IV
«С тех пор… Я не знаю: в темноте часы путаются. Одним словом, за две недели до того, как меня арестовали. Я был в Париже: митинг солидарности с политическими заключенными в Германии. Десятки тысяч наших. Все стоят. В главном зале первые ряды отвели слепым. Они глухо поют; их голоса тонут среди революционных песен, которые доносятся из других залов, из самой ночи; они поют, и у них мелкие, страшные жесты слепых. Они поют для нас: потому что мы — здесь.
Я видел мертвого Ленина. Это было в зале бывшего Благородного собрания. Вы понимаете — череп кажется еще больше обычного. До края ночи по снегу все идут и идут люди…

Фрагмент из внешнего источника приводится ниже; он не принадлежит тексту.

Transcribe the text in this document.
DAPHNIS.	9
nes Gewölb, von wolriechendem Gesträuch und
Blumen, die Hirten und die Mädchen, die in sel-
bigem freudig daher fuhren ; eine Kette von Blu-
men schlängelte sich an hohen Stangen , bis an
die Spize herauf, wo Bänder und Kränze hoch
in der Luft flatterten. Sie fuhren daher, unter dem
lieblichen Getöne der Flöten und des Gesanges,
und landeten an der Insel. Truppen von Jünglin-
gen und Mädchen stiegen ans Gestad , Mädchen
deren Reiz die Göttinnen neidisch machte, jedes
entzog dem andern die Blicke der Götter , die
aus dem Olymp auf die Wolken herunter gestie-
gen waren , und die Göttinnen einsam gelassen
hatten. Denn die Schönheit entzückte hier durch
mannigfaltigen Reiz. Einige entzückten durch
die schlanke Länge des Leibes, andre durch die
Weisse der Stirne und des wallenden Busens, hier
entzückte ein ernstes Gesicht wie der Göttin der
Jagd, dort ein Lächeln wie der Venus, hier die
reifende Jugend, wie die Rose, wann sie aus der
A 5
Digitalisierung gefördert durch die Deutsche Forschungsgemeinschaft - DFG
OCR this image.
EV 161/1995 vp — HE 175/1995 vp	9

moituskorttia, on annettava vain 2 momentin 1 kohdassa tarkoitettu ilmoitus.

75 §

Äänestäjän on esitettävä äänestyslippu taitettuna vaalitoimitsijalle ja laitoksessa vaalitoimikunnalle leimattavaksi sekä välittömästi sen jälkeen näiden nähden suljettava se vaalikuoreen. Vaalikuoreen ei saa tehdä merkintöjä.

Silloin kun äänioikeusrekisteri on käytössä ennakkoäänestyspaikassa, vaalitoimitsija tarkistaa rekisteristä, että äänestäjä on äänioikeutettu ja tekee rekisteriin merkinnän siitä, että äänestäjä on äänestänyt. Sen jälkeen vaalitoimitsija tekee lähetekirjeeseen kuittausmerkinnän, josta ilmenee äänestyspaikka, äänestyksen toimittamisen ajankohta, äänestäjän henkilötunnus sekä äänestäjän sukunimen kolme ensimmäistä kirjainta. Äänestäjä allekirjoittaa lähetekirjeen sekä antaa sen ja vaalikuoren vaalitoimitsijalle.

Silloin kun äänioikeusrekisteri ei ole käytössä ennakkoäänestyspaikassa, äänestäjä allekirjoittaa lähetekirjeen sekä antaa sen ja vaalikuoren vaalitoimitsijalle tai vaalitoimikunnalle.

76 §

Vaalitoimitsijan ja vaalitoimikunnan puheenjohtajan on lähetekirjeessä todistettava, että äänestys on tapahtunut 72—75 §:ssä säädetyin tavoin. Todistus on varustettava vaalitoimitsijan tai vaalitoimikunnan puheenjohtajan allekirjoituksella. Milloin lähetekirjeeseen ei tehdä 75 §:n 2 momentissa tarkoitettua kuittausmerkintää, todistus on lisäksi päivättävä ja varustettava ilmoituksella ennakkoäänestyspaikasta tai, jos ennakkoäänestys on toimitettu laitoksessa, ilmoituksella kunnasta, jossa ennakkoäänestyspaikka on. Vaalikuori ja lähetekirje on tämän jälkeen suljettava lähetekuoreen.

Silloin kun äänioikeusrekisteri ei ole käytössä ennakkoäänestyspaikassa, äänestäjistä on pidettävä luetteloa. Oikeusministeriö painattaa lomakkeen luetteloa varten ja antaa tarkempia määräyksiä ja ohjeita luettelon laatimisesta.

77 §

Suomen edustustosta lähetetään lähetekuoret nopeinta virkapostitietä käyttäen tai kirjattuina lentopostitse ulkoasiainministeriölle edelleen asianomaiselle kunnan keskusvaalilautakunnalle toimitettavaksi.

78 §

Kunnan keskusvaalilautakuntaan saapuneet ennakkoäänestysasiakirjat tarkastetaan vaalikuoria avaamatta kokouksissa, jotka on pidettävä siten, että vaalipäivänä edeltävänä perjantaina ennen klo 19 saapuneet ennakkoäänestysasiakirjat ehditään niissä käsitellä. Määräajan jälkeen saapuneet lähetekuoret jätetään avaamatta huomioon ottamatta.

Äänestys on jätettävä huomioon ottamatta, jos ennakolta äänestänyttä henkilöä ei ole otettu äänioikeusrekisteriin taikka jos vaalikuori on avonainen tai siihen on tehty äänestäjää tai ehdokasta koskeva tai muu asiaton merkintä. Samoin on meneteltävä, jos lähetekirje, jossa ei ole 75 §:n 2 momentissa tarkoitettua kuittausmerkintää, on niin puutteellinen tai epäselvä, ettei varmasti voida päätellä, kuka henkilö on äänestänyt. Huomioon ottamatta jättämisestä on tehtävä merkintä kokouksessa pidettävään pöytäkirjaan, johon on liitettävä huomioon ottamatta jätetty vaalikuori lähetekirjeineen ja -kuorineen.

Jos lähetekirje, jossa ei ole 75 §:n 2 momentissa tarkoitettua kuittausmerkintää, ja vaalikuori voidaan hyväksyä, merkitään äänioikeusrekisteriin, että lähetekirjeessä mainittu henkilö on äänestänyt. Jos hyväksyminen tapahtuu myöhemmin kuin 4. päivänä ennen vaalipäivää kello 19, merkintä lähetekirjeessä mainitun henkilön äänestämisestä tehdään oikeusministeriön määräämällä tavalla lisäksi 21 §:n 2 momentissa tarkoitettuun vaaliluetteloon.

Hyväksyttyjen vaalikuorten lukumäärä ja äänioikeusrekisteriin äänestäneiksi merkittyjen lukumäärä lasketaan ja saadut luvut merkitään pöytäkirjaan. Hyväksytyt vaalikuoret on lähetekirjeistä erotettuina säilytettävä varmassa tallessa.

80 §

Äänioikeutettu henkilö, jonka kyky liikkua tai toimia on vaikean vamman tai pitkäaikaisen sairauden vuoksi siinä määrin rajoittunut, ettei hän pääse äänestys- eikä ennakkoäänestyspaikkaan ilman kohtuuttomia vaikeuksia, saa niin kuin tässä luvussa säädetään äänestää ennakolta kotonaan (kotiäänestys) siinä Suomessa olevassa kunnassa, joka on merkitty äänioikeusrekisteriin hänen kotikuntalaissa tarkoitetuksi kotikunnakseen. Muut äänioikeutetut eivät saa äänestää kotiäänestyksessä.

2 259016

Мы прошли мимо гроба. Потом… Или это было раньше? Мы ждали в доме рядом. Вошла жена Ленина. Голова пожилой учительницы. И мы поняли, что самое глубокое молчание может стать еще глубже. Ожидание. Тревога. Она чувствовала, что мы с ней в самом существе этой потери. И голосом — вы понимаете, как можно это сказать, — она сказала — никто не ожидал от старой большевички таких слов: «Владимир Ильич любил народ»…
Китайские товарищи, заживо погребенные, русские друзья с выколотыми глазами, немецкие друзья — вокруг меня, ты — рядом, тебя сейчас избили, то, что меж нами, я называю любовью.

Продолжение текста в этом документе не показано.